The first attempt was to use sonars, but that proved too unreliable, stray readings and the like.
The second attempt was to use the integrated motor encoders. That was also unreliable, but we are not certain why. Just moving forward a set distance and back didn’t get you back to the same location. Most likely wheels were slipping. It could be our robot’s design. We have four omni-wheels, each at 45 degrees from the direction of motion. This could contribute to the slippage. Other geometries might be more reliable.
What have other teams found that worked?
For traveling distance, the IME’s are the most accurate as they have the finest granular set of values and a good update rate. But they have drawbacks regarding static discharge, packets not received properly, etc.
The quadrature encoder is the next best for travel distance measurements.
So those are the sensors, but that does not solve your problem per se because you are exactly right wheel slippage as well as slop from the moved pint to your sensor makes thee measurements not read as well as you would like.
What can you do about it
- Ensure a nice tight drive train from wheel to sensor (no sloppy chains or loose wheel to mess with the shaft and tight tolerances)
- Don’t jam it to 127 right away - smoothly transition up and then smoothly transition down in speed. Slew rate and proportional control are two things to look up on managing this. PID does an even better job but start with P and slew rate.
- Manage the traveled distance along the direction of travel of the wheel, not the robot. Vector math is fun on a holonomic.
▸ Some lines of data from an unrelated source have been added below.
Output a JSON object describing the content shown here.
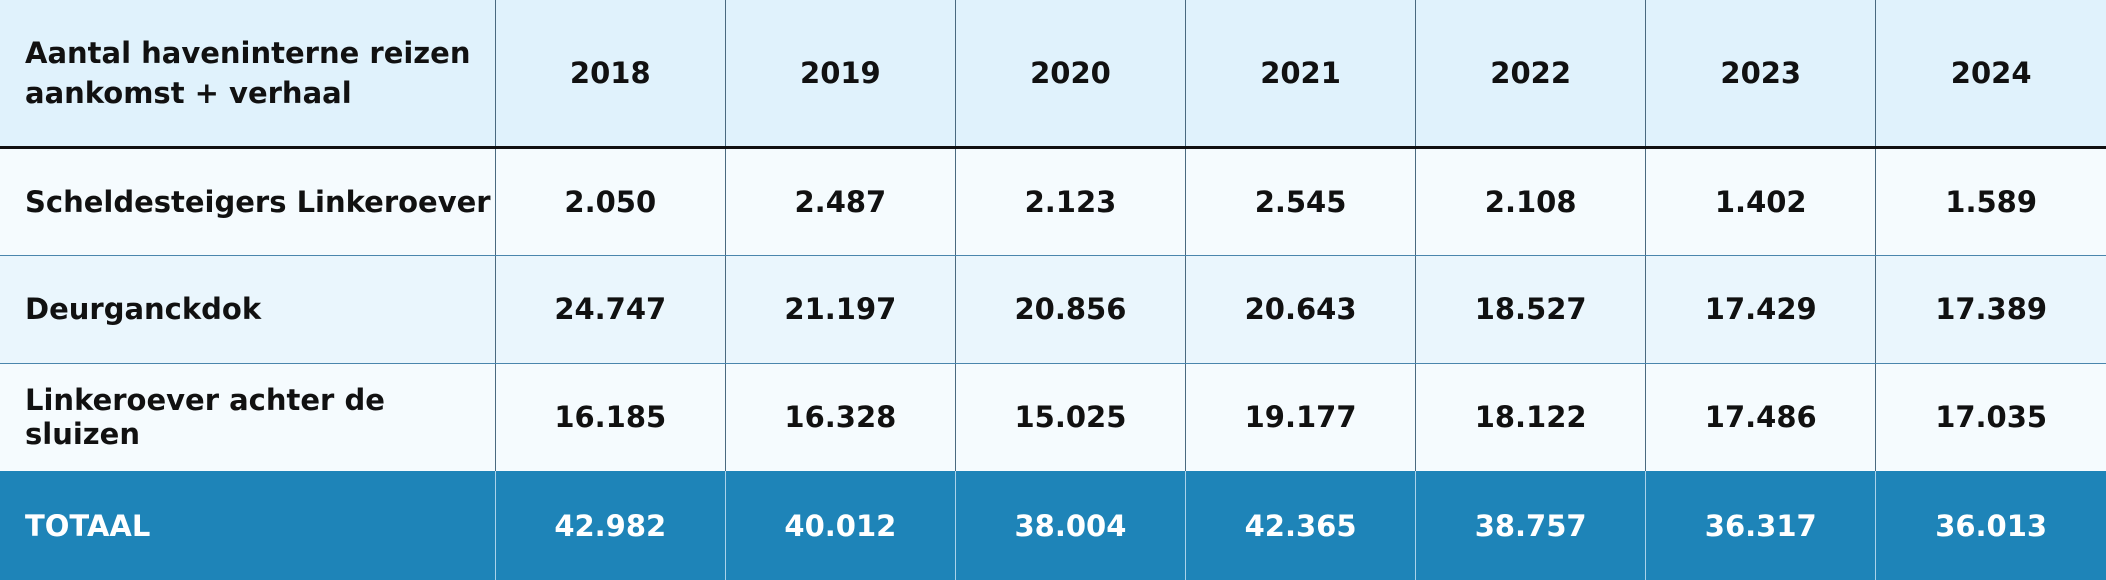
{
  "table": {
    "header_label": "Aantal haveninterne reizen aankomst + verhaal",
    "years": [
      "2018",
      "2019",
      "2020",
      "2021",
      "2022",
      "2023",
      "2024"
    ],
    "rows": [
      {
        "label": "Scheldesteigers Linkeroever",
        "values": [
          "2.050",
          "2.487",
          "2.123",
          "2.545",
          "2.108",
          "1.402",
          "1.589"
        ]
      },
      {
        "label": "Deurganckdok",
        "values": [
          "24.747",
          "21.197",
          "20.856",
          "20.643",
          "18.527",
          "17.429",
          "17.389"
        ]
      },
      {
        "label": "Linkeroever achter de sluizen",
        "values": [
          "16.185",
          "16.328",
          "15.025",
          "19.177",
          "18.122",
          "17.486",
          "17.035"
        ]
      }
    ],
    "total": {
      "label": "TOTAAL",
      "values": [
        "42.982",
        "40.012",
        "38.004",
        "42.365",
        "38.757",
        "36.317",
        "36.013"
      ]
    }
  },
  "colors": {
    "header_bg": "#e0f2fc",
    "total_bg": "#1e84b8"
  }
}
Figure out the distance on each axis separately and manage to that. Going 45 degrees (straight on the robot’s view, but 45 offset on the wheels view) is what you seem to be measuring. Try measure each component separately.
I’m with Giraffes. Although my team didn’t figure out how to use them in time for the competition this year, IME’s would definitely be the way to go. Also, I am taking note of Giraffes’ suggestions regarding IME’s for next year.
I have found ultrasonics reasonably accurate +/- 1 inch. IMEs and quad encoders are good, but as Team80_Giraffes points out, wheel slippage can cause errors. The best solution (IMHO) is to use a combination of sensors, use encoders as the primary means to move but then adjust by using ultrasonics and line sensors. For example, during the sack attack season team 8888 built a programming skills robot that needed to drive parallel to the trough. After moving several feet there was often an error (the robot had drifted slightly left or right) so they used an ultrasonic sensor aimed at the field wall to correct for that. Same with the line sensors, if you are driving forwards and know that in say 3 feet you should cross a line then use that additional information to correct any residual error in the encoder count.
What code where you running to do this? If it was done by hand then I believe the readings should have been the same. This would then lead me to assume its not a sensor issue but rather getting to the sensor value that is causing you problems.
You should check and see how far you are actually traveling compared to how far the code tells the bot to travel. See if you are drifting/coasting past the spot where you should have traveled. Finding why you are not getting the results you want is the first step.
Jpearman has a great suggestion in using a secondary sensor to make corrections.
Thanks for the advice everyone. As for measuring the distance, it is not going as far as we think it should. So I’m guessing slippage is the main problem. We tried to just calibrate – adding an offset or slope – but the slippage must not be consistent.
As far as code, my students programmed it in RobotC. We are getting sensor values that are plausible, but just not accurate. And and this stage there’s no time for more tweaking.